メガネやサングラスを購入したことがある方、これから購入したい方であれば「調光サングラス」という言葉を聞いたことがある方もいるのではないでしょうか。また、これまで聞いたことの無かった方でも、外に出るとレンズの色が濃くなるサングラスをかけている人を見たことがあるかもしれません。
「調光サングラス」とは、紫外線などの光によってレンズの色の濃さが変わるサングラスです。外出の時に掛け外しの手間が無くなるなど非常に便利なサングラスですが、車の中では色が変わらないものがあるなど、商品選びや取扱いには様々な注意点もあります。
また、名前の似ている「偏光サングラス」と混同されてしまうことも多く、「調光サングラス」を購入する場合には、レンズの特徴を事前にしっかりと理解しておくことが大切です。
この記事では、業界歴10年以上、延べ1万人以上のお客様のメガネ販売に携わってきた現役メガネ販売員の筆者が「調光サングラス」の仕組みや選び方について解説します。
「調光サングラス」はとても便利で、生活の質を向上させてくれる非常に優秀なアイテムです。レンズの特徴を理解した上で、自分にピッタリな一本を購入し、快適なサングラスライフを送りましょう。
調光サングラスとは
「調光サングラス」とは、紫外線などの光によってレンズの色の濃さが変わるサングラスです。
調光サングラスの仕組み
「調光サングラス」には、フォトクロミックレンズと呼ばれる特殊なレンズが使用されています。

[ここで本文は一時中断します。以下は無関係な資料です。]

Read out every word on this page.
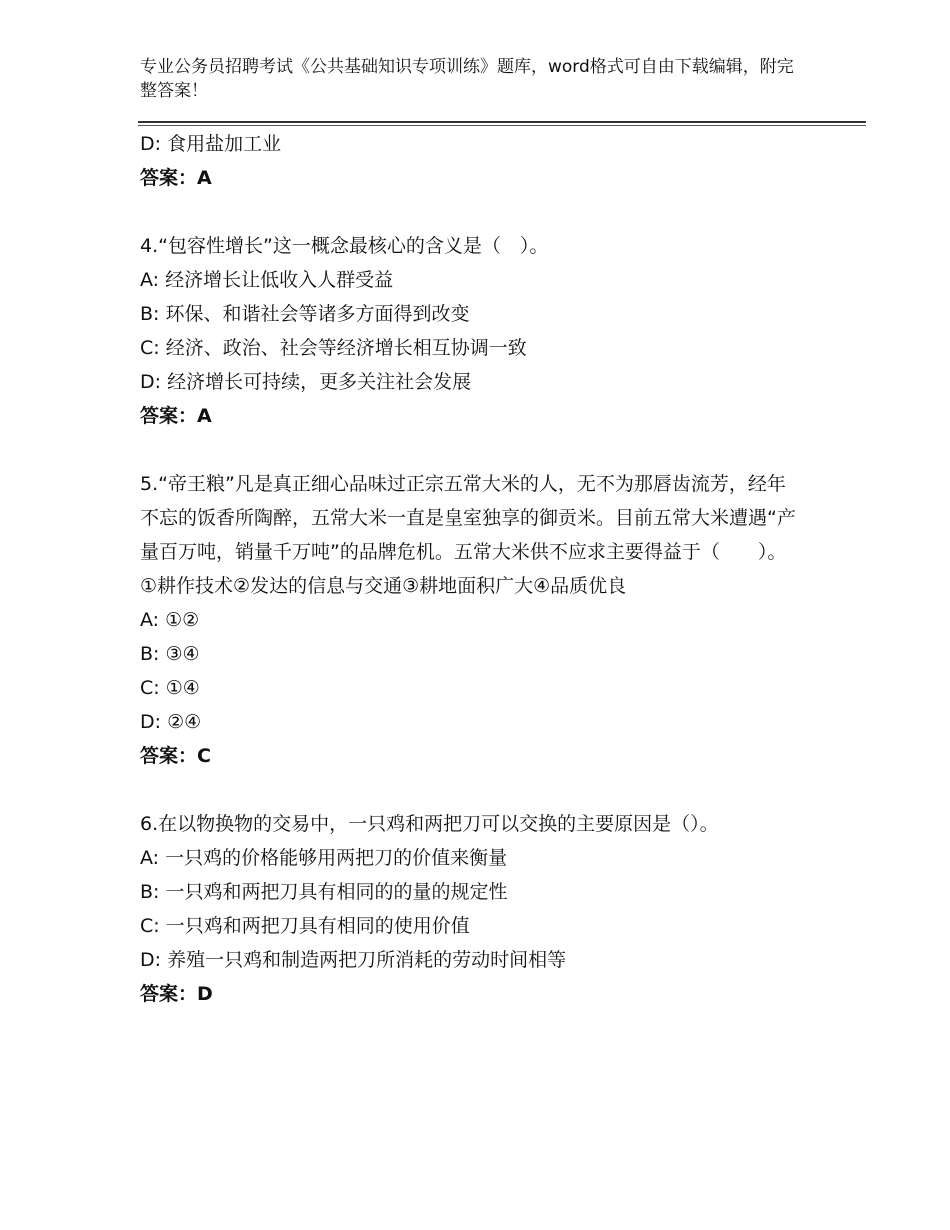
专业公务员招聘考试《公共基础知识专项训练》题库，word格式可自由下载编辑，附完整答案！
D: 食用盐加工业
答案：A
4.“包容性增长”这一概念最核心的含义是（　）。
A: 经济增长让低收入人群受益
B: 环保、和谐社会等诸多方面得到改变
C: 经济、政治、社会等经济增长相互协调一致
D: 经济增长可持续，更多关注社会发展
答案：A
5.“帝王粮”凡是真正细心品味过正宗五常大米的人，无不为那唇齿流芳，经年不忘的饭香所陶醉，五常大米一直是皇室独享的御贡米。目前五常大米遭遇“产量百万吨，销量千万吨”的品牌危机。五常大米供不应求主要得益于（　　）。①耕作技术②发达的信息与交通③耕地面积广大④品质优良
A: ①②
B: ③④
C: ①④
D: ②④
答案：C
6.在以物换物的交易中，一只鸡和两把刀可以交换的主要原因是（）。
A: 一只鸡的价格能够用两把刀的价值来衡量
B: 一只鸡和两把刀具有相同的的量的规定性
C: 一只鸡和两把刀具有相同的使用价值
D: 养殖一只鸡和制造两把刀所消耗的劳动时间相等
答案：D
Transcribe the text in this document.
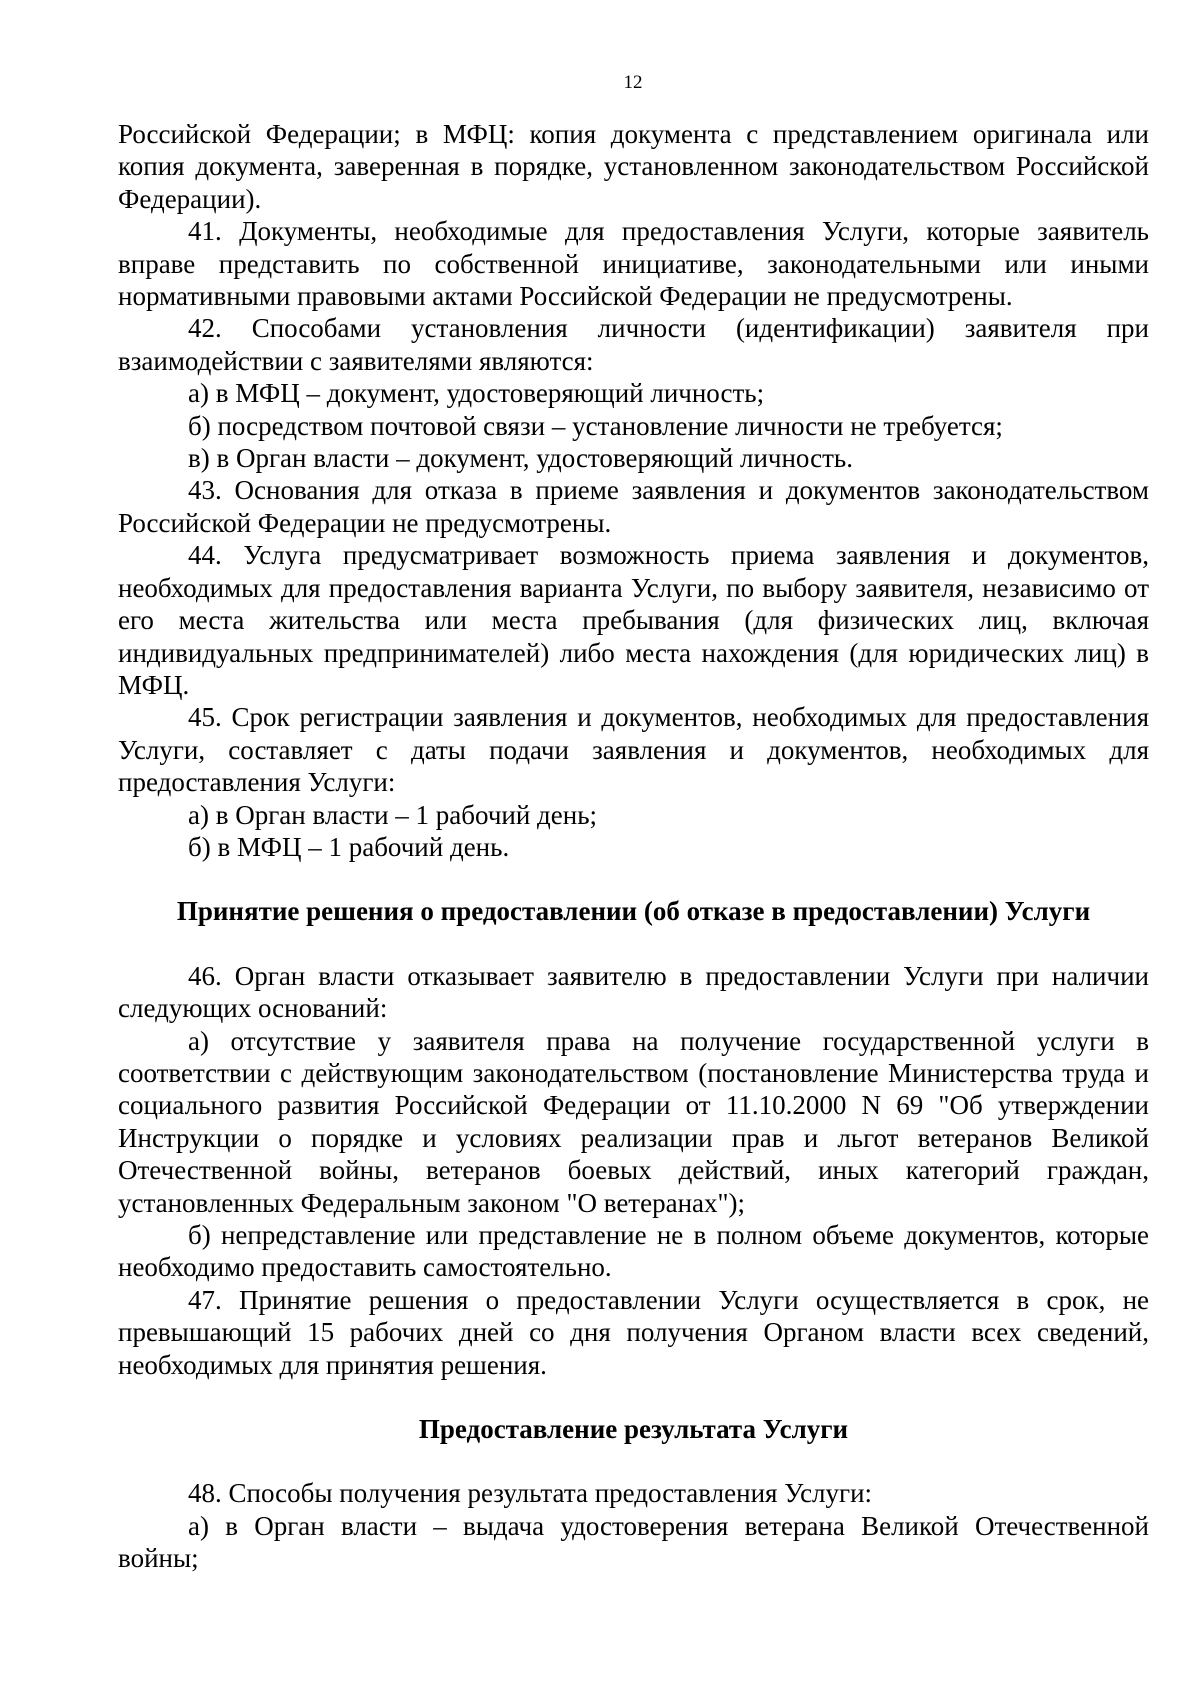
12

Российской Федерации; в МФЦ: копия документа с представлением оригинала или копия документа, заверенная в порядке, установленном законодательством Российской Федерации).

41. Документы, необходимые для предоставления Услуги, которые заявитель вправе представить по собственной инициативе, законодательными или иными нормативными правовыми актами Российской Федерации не предусмотрены.

42. Способами установления личности (идентификации) заявителя при взаимодействии с заявителями являются:

а) в МФЦ – документ, удостоверяющий личность;

б) посредством почтовой связи – установление личности не требуется;

в) в Орган власти – документ, удостоверяющий личность.

43. Основания для отказа в приеме заявления и документов законодательством Российской Федерации не предусмотрены.

44. Услуга предусматривает возможность приема заявления и документов, необходимых для предоставления варианта Услуги, по выбору заявителя, независимо от его места жительства или места пребывания (для физических лиц, включая индивидуальных предпринимателей) либо места нахождения (для юридических лиц) в МФЦ.

45. Срок регистрации заявления и документов, необходимых для предоставления Услуги, составляет с даты подачи заявления и документов, необходимых для предоставления Услуги:

а) в Орган власти – 1 рабочий день;

б) в МФЦ – 1 рабочий день.

Принятие решения о предоставлении (об отказе в предоставлении) Услуги

46. Орган власти отказывает заявителю в предоставлении Услуги при наличии следующих оснований:

а) отсутствие у заявителя права на получение государственной услуги в соответствии с действующим законодательством (постановление Министерства труда и социального развития Российской Федерации от 11.10.2000 N 69 "Об утверждении Инструкции о порядке и условиях реализации прав и льгот ветеранов Великой Отечественной войны, ветеранов боевых действий, иных категорий граждан, установленных Федеральным законом "О ветеранах");

б) непредставление или представление не в полном объеме документов, которые необходимо предоставить самостоятельно.

47. Принятие решения о предоставлении Услуги осуществляется в срок, не превышающий 15 рабочих дней со дня получения Органом власти всех сведений, необходимых для принятия решения.

Предоставление результата Услуги

48. Способы получения результата предоставления Услуги:

а) в Орган власти – выдача удостоверения ветерана Великой Отечественной войны;
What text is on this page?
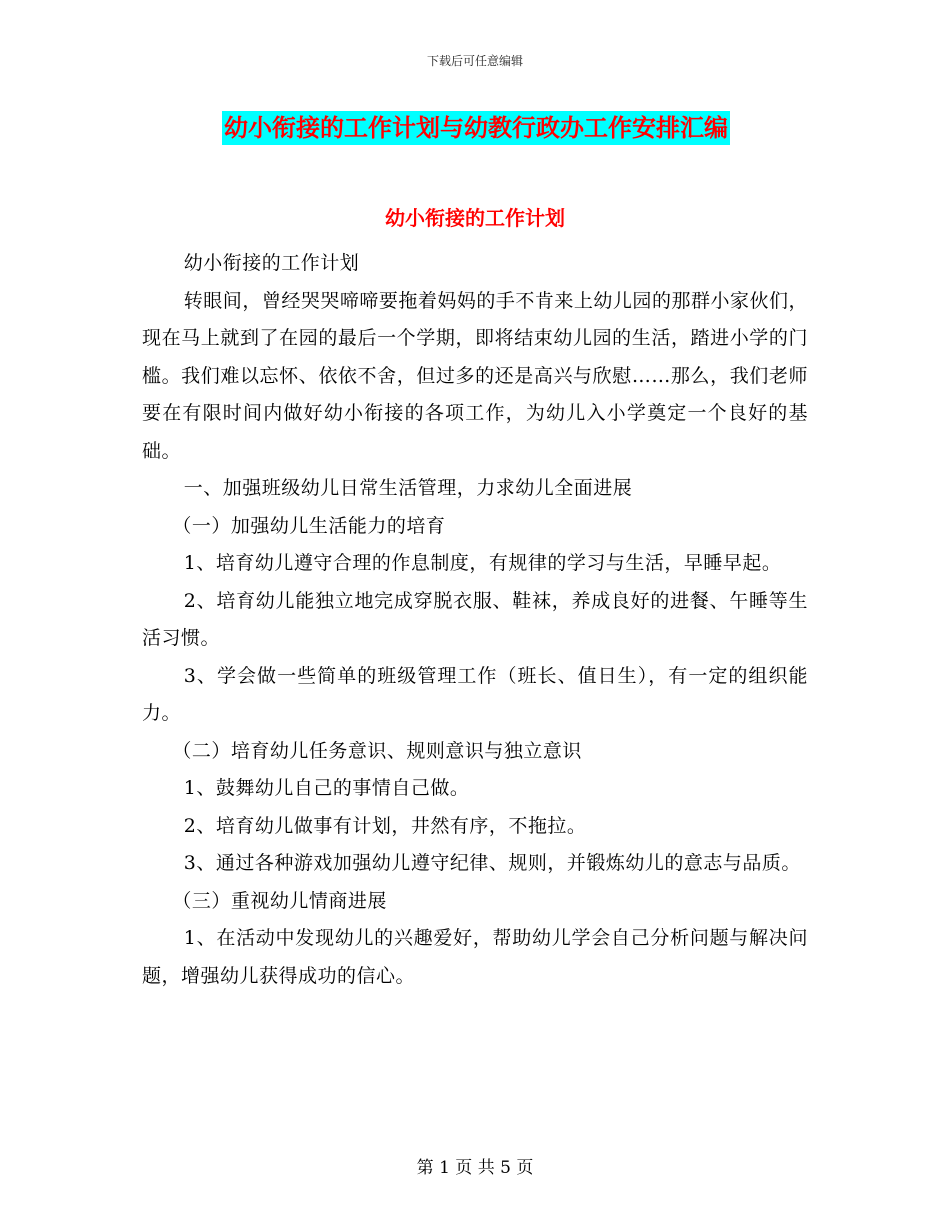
下载后可任意编辑
幼小衔接的工作计划与幼教行政办工作安排汇编
幼小衔接的工作计划

幼小衔接的工作计划

转眼间，曾经哭哭啼啼要拖着妈妈的手不肯来上幼儿园的那群小家伙们，现在马上就到了在园的最后一个学期，即将结束幼儿园的生活，踏进小学的门槛。我们难以忘怀、依依不舍，但过多的还是高兴与欣慰……那么，我们老师要在有限时间内做好幼小衔接的各项工作，为幼儿入小学奠定一个良好的基础。

一、加强班级幼儿日常生活管理，力求幼儿全面进展

（一）加强幼儿生活能力的培育

1、培育幼儿遵守合理的作息制度，有规律的学习与生活，早睡早起。

2、培育幼儿能独立地完成穿脱衣服、鞋袜，养成良好的进餐、午睡等生活习惯。

3、学会做一些简单的班级管理工作（班长、值日生），有一定的组织能力。

（二）培育幼儿任务意识、规则意识与独立意识

1、鼓舞幼儿自己的事情自己做。

2、培育幼儿做事有计划，井然有序，不拖拉。

3、通过各种游戏加强幼儿遵守纪律、规则，并锻炼幼儿的意志与品质。

（三）重视幼儿情商进展

1、在活动中发现幼儿的兴趣爱好，帮助幼儿学会自己分析问题与解决问题，增强幼儿获得成功的信心。

第 1 页 共 5 页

フォトクロミックとは、紫外線(UV)の照射・遮蔽により着色・褪色を繰り返すことのできる現象を意味します。ガラスレンズにはハロゲン化銀系の無機物質、プラスチックレンズにはスピロオキサジン系・クロメン系・フルキド系などの様々な有機フォトクロミック物質が使用されており、ガラスレンズは熱処理によりフォトクロミック性能を付加します。また、プラスチックレンズにおいてはレンズ表面のコート膜や材料に練りこんだり、レンズ表面に染着させる方法などが採用されています。
「調光サングラス」と「偏光サングラス」の違い
調光サングラスのメリット
1本で2役(メガネとサングラス)
メガネとサングラスを掛け替える手間がなく、ストレスフリーなアイテムです。
紫外線(UV)から目を守る
ほとんどの「調光サングラス」は、レンズが透明(クリア)の状態でも、紫外線を99%以上カットしています。
度付きにもできる
「調光サングラス」は、度付きで作ることも可能です。
近視・遠視・乱視・老眼などで普段からメガネをかけている方ならば、度付きサングラスの購入を検討したことがあるのではないでしょうか。市販の度なしサングラスを掛けるためには、見づらい状態で我慢するかコンタクトレンズを着けたうえでサングラスを掛ける必要があるなど、不便なことも多いはずです。メガネユーザーの方にとっても、度付きの「調光サングラス」は非常に便利なアイテムです。
調光サングラスについて
寿命
使用頻度などにもよりますが、調光レンズとしての性能の寿命は2年程度とされています。
寿命の時期となれば一番薄い色でもなく、一番濃い色でもなく丁度中間の色に落ち着き、色の変化が徐々に起きにくくなっていきます。
使用環境・気温
色の変化は、気温と紫外線量などの影響を受けます。
一般に、気温が低く紫外線が強い環境で、色が最も濃くなります。気温が高いほど色の変化が抑えられるため、冬よりも夏の方が色が薄くなる傾向にあります。
色の変化時間
気温や紫外線の量にもよりますが、室内から屋外に出た場合、数十秒程度でクリアな状態から濃い色に変化します。一方、屋外から室内に入った場合は、濃いカラーからクリアな状態に変化するのに数分程度の時間を要します。
クリア→カラー | 数十秒程度 |
カラー→クリア | 数分程度 |
車の運転
車の運転の際、フロントガラスに紫外線(UV)カットの加工が施されている場合、「調光サングラス」の色の変化が起こらない場合があります。車の運転を目的として「調光サングラス」を購入する場合は、紫外線に反応して色が変化するものではなく、[可視光線]に反応して色が変化するものを選択する必要があります。